Based on the experiments described in this section, here are the key conclusions and best practices regarding tokenizer construction and usage:
Changing the tokenizer of a pre-trained LLM during fine-tuning can have a negligible impact on downstream performance, provided that the fine-tuning is done on a sufficiently large amount of data (50 billion tokens or more).
The authors demonstrate that models fine-tuned with alternative tokenizers like GPT-4 and Punct can achieve competitive or even better performance compared to models using the original Llama tokenizer.
The experiments suggest that the vocabulary size of the tokenizer (within the tested range of 32k to 256k) has a minimal impact on the downstream performance of the LLM.
The authors found no statistically significant correlation between vocabulary size and performance metrics like Pass@1 and Pass@100 on code generation tasks.
Using techniques like Fast Vocabulary Transfer (FVT) to initialize the new tokenizer's embeddings from the pre-trained model leads to noticeable performance improvements compared to not using FVT.
Extending an existing tokenizer (e.g., Llama) by adding domain-specific tokens provides only small gains compared to using a completely different tokenizer like GPT-4.
While highly compressed tokenizers like Identity can offer significant compression benefits, they may result in deteriorated downstream performance on code generation tasks.

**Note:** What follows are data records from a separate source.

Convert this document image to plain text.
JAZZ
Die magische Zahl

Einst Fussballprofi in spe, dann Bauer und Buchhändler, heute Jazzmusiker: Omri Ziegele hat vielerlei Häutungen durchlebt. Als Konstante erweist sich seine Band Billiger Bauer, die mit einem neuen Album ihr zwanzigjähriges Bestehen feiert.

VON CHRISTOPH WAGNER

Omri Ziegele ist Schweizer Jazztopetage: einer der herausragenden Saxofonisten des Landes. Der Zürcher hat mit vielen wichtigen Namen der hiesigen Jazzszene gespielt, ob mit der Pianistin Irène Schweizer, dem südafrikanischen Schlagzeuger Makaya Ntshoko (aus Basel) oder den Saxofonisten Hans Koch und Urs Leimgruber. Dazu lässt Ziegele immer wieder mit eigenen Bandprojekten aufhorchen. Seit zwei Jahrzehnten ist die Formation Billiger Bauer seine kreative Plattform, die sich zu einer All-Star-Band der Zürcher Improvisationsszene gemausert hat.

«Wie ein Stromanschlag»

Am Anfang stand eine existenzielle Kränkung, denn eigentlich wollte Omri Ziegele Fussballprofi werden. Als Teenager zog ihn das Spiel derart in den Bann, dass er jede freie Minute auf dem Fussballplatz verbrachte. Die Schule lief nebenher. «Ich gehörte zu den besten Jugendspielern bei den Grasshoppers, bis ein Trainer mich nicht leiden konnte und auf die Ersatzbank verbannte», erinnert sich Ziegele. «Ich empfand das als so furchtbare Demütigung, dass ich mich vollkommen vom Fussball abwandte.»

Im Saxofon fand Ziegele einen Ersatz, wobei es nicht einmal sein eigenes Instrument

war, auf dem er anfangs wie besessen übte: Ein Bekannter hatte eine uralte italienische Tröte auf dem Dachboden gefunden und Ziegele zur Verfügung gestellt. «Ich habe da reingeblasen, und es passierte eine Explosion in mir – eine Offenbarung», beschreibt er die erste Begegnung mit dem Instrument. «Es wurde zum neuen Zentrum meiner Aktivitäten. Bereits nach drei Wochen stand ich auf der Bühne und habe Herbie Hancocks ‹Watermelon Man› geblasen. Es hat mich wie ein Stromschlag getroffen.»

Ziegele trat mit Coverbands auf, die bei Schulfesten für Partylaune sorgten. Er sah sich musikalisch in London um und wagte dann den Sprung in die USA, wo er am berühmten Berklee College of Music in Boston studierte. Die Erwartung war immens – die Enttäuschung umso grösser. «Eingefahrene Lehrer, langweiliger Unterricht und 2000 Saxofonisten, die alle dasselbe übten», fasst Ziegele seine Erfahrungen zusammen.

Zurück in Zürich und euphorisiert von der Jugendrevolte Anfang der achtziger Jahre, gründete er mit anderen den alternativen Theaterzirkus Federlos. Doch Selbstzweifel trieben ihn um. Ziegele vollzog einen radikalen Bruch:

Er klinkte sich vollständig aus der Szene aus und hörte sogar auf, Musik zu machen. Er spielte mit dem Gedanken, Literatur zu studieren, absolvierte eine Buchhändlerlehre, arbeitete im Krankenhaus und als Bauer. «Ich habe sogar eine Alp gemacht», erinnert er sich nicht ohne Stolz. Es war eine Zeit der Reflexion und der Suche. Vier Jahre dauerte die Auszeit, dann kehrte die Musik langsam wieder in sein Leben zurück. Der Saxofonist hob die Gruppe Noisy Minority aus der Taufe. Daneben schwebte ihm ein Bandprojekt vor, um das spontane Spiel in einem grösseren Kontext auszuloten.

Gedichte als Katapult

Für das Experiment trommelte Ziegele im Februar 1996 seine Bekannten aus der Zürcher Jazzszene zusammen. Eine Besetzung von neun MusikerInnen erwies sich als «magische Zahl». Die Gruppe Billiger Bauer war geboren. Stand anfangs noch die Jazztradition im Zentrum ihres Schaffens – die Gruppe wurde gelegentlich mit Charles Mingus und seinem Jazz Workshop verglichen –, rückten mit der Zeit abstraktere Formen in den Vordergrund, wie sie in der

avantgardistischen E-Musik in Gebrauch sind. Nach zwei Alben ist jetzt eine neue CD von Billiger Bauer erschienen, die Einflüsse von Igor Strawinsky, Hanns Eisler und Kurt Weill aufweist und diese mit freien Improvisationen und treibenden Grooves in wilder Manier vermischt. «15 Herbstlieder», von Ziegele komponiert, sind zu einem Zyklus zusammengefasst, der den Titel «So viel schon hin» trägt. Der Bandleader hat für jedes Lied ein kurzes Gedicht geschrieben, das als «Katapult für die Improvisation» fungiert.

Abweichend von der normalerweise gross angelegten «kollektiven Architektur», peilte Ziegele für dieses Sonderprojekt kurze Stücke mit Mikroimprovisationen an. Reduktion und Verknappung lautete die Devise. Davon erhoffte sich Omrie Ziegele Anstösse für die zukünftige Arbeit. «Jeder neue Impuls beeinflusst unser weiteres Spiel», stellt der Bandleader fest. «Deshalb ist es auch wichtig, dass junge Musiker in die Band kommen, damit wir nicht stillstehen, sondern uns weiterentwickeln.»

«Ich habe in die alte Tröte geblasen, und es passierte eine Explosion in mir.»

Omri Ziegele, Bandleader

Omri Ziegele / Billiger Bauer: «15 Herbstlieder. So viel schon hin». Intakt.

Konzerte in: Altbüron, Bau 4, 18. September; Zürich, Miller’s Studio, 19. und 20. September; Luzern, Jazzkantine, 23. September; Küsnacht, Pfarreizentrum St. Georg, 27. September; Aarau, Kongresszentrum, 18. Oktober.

Tokenizers like Punct and GPT-4, which strike a balance between compression and preserving syntactic and semantic information, can achieve both better performance and better compression compared to the Llama tokenizer.
The authors demonstrate that their findings regarding tokenizer switching and its negligible impact on performance hold true for larger LLMs like Llama 2 7B when fine-tuned on a sufficient amount of data.
In this study, the authors investigated the impact of tokenizer design choices on the performance, compression, and efficiency of large language models (LLMs), with a focus on code generation tasks.
Their findings highlight the importance of carefully considering tokenization strategies, as they can significantly influence model capabilities and resource utilization.
Through extensive experimentation, they demonstrated that changing the tokenizer of a pre-trained LLM during fine-tuning can have a negligible impact on downstream performance, provided that the fine-tuning is conducted on a sufficiently large dataset (50 billion tokens or more).
This insight opens up opportunities for optimizing tokenizers for specific domains or tasks without sacrificing model accuracy.
Furthermore, their results suggest that the vocabulary size of the tokenizer, within a reasonable range (32k to 256k), has a minimal effect on the LLM's downstream performance. This finding allows for flexibility in balancing compression and memory/compute trade-offs based on the specific requirements of the application.
Overall, this study underscores the importance of carefully considering tokenization strategies in the development and fine-tuning of LLMs, as well as the potential for optimizing tokenizers to enhance model efficiency and domain-specific performance.